Voor de achtste Nederlandse Wine Blogging Wednesday koos Ailko Faber opnieuw twee Zuid-Afrikaanse wijnen: Goat Door 2006 en Goats do Roam 2005 van het bedrijf Fairview. Beide flessen hebben een potige geit op het etiket, verwijzingen naar de geitenkaas die het bedrijf ook maakt. Maar er is meer aan de hand met die etiketten. Ze passen namelijk uitstekend in de marketingtrend van de zogenaamde ‘critter’ labels. ‘Critter’ komt van creature en betekent iets als wezentje, diertje. Etiketten met diertjes doen het de laatste drie jaar uitstekend, aldus het bekende marktonderzoekbureau AC Nielsen. Van de 438 nieuw geïntroduceerde wijnmerken tussen maart 2003 en maart 2006 hadden er 77 een diertje op het etiket – 18% van het totaal.
Het begon allemaal met de bekende Yellow Tail kangoeroe, die in de VS razend populair werd. Daarna zijn schildpadden, beertjes, pinguïns, krokodillen, emoes, rendieren, lama’s en ook geiten gevolgd. Overigens is de trend niet echt nieuw: denk maar aan de beroemd Duitse Schwarze Katz. Er zijn ook geluiden dat de critters al weer op hun retour zijn: Jon Bonné schreef voor SFGate.com (de digitale San Francisco Chronicle) een boeiend artikel over trends in labelling. Constellation Brands, de grootste wijnmulti-national ter wereld, gebruikt inmiddels ‘adventure labels’, met surfplanken en sportauto’s.
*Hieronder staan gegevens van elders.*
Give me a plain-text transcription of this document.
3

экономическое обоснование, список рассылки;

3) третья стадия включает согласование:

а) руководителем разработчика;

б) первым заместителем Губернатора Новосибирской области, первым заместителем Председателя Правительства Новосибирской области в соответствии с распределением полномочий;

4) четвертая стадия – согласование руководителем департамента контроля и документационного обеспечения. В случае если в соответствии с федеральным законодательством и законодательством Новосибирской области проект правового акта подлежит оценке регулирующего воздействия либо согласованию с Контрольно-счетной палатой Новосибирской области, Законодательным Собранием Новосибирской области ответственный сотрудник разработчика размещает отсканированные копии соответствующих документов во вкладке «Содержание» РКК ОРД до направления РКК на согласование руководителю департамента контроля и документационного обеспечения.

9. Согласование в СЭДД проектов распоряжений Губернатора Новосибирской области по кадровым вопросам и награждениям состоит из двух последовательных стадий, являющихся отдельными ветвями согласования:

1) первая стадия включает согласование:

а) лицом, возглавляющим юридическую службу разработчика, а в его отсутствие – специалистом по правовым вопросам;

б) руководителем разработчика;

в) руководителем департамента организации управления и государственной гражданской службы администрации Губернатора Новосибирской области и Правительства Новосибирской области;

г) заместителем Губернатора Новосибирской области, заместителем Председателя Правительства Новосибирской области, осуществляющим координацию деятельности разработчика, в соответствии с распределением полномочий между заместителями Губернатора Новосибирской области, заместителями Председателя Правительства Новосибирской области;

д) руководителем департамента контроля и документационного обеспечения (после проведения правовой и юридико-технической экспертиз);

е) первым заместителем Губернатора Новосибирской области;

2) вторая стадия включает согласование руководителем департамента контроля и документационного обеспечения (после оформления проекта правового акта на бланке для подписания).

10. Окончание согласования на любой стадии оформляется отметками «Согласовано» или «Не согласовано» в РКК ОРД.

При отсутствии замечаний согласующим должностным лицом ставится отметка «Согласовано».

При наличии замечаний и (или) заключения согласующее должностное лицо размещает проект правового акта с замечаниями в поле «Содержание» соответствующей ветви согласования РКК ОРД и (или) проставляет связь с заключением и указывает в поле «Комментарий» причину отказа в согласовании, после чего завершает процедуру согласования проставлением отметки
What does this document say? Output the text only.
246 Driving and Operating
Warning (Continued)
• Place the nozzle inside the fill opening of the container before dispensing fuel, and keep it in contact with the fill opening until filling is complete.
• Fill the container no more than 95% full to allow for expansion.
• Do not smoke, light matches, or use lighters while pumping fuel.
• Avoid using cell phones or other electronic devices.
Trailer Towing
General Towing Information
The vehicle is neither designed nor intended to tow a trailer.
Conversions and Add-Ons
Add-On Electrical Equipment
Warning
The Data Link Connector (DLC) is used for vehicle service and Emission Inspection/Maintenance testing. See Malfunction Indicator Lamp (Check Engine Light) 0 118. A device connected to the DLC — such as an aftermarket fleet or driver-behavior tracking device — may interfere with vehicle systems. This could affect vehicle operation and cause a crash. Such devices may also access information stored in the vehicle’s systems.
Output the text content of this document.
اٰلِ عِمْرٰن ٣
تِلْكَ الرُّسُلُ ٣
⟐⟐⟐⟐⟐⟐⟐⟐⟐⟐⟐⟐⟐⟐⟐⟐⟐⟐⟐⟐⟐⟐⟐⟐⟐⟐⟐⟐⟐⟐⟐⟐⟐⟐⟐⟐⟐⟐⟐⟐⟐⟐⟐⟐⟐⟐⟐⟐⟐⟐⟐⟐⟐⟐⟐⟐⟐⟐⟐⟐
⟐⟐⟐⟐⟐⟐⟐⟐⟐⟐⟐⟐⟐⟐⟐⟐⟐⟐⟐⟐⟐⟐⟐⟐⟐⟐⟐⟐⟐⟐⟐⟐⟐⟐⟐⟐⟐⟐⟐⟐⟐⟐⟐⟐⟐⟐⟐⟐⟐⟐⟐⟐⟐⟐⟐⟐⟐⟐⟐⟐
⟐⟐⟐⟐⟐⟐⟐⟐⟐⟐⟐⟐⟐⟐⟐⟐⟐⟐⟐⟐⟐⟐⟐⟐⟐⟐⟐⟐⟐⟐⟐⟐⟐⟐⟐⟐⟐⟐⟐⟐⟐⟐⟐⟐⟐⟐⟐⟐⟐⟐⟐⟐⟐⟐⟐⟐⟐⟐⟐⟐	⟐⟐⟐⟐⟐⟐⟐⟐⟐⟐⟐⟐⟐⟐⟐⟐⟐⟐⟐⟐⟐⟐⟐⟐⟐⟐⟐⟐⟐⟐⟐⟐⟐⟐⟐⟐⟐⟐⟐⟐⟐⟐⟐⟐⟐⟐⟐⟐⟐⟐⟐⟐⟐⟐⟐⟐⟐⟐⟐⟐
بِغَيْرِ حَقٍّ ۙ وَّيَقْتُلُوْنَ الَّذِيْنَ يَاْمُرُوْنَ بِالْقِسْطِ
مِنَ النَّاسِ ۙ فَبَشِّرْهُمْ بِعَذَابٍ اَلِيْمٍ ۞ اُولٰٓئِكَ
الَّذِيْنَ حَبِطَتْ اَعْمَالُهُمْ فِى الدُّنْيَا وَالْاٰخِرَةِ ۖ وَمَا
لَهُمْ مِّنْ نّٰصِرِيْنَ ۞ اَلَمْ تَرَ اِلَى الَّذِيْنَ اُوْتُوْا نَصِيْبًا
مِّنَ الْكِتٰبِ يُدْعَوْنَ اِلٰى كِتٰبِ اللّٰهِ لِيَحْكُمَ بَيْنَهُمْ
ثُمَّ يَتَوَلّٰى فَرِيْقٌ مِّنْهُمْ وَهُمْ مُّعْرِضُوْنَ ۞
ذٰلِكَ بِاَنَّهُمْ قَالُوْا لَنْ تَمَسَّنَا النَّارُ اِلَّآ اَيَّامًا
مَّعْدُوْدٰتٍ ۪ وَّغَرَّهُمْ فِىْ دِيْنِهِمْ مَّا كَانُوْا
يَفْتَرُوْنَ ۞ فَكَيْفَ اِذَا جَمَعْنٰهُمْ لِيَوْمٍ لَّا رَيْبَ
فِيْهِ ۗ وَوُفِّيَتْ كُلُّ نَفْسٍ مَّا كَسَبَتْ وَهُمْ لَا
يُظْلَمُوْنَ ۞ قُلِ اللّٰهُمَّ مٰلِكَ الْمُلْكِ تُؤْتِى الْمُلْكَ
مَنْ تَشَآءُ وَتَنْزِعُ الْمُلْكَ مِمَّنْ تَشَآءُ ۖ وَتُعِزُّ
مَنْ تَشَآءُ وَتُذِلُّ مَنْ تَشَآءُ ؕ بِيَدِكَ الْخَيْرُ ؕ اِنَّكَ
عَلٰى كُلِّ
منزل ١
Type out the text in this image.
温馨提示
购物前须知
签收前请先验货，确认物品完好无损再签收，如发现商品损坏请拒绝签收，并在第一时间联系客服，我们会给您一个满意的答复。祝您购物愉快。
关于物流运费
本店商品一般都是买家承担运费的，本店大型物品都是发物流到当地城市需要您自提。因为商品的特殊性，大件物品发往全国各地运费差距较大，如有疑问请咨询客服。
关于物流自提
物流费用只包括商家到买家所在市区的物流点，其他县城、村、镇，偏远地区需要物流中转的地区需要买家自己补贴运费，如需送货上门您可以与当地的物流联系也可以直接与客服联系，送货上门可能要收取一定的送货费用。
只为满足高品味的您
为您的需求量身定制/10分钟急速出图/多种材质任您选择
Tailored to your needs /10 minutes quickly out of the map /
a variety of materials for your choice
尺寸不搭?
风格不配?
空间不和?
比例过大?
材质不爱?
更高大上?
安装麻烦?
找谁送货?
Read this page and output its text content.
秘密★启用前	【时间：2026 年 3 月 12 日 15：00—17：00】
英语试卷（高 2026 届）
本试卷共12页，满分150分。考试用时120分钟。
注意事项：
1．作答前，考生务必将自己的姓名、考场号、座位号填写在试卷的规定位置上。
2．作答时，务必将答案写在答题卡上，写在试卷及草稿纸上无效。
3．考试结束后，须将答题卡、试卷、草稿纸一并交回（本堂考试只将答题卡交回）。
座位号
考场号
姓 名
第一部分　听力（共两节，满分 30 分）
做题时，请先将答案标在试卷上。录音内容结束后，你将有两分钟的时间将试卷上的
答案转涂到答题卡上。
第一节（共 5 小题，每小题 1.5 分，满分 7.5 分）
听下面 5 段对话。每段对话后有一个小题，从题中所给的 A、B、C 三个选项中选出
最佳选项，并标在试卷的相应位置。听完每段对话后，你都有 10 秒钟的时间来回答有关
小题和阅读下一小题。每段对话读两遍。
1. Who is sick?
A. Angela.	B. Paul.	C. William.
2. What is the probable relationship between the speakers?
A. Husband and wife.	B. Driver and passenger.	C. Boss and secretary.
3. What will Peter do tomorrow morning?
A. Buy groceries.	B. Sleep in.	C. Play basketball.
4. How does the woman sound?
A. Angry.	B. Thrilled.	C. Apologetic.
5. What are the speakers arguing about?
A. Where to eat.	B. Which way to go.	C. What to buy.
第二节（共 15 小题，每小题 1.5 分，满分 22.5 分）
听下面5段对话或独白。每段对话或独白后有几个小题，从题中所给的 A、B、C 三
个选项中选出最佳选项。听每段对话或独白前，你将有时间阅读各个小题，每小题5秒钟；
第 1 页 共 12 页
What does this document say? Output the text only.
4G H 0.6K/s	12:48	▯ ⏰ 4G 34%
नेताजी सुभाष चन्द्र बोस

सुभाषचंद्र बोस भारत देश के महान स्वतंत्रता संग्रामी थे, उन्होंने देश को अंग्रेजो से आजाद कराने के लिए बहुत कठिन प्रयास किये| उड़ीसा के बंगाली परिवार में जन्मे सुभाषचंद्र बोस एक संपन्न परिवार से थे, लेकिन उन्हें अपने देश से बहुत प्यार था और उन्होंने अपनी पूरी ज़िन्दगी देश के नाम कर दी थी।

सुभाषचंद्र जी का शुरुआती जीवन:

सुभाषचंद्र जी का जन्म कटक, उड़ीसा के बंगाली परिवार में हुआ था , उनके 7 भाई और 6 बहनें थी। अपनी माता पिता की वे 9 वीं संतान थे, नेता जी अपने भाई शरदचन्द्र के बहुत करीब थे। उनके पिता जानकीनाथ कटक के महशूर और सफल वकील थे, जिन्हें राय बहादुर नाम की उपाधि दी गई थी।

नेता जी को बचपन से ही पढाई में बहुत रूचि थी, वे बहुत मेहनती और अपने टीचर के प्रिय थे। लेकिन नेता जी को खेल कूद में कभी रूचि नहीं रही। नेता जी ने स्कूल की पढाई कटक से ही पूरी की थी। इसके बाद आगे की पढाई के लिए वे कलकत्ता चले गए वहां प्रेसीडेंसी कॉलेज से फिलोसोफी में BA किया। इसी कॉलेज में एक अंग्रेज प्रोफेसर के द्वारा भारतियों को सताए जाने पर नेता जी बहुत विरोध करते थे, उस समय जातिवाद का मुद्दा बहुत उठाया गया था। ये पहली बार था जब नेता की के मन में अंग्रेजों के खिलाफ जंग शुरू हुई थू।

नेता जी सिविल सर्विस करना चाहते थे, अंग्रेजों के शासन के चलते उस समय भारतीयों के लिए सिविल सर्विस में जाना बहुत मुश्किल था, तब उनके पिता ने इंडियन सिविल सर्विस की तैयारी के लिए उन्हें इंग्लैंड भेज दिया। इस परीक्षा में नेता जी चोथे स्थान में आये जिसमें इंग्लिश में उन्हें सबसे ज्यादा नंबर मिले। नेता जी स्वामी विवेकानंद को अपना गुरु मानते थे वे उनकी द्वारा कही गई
Al deze trends hebben maar één doel: merkbekendheid. Je zit naast iemand op het terras, ziet wat ze drinken en vraagt ook om die wijn met die geit. De zichtbaarheid en herkenbaarheid van de fles spelen niet alleen meer een rol in het onderste prijssegment, ook grote namen als Fairview richten zich hierop. Met een fles die herkenbaar van een groot, duur of bekend merk is, willen veel mensen graag gezien worden in het restaurant. Maar dan moet dat label ook wel herkenbaar zijn, en geen ondefinieerbaar goudgerand kasteel of heuvelrugje vertonen.
Dus: potige geiten en een onmiddellijke identificatie van de wijn.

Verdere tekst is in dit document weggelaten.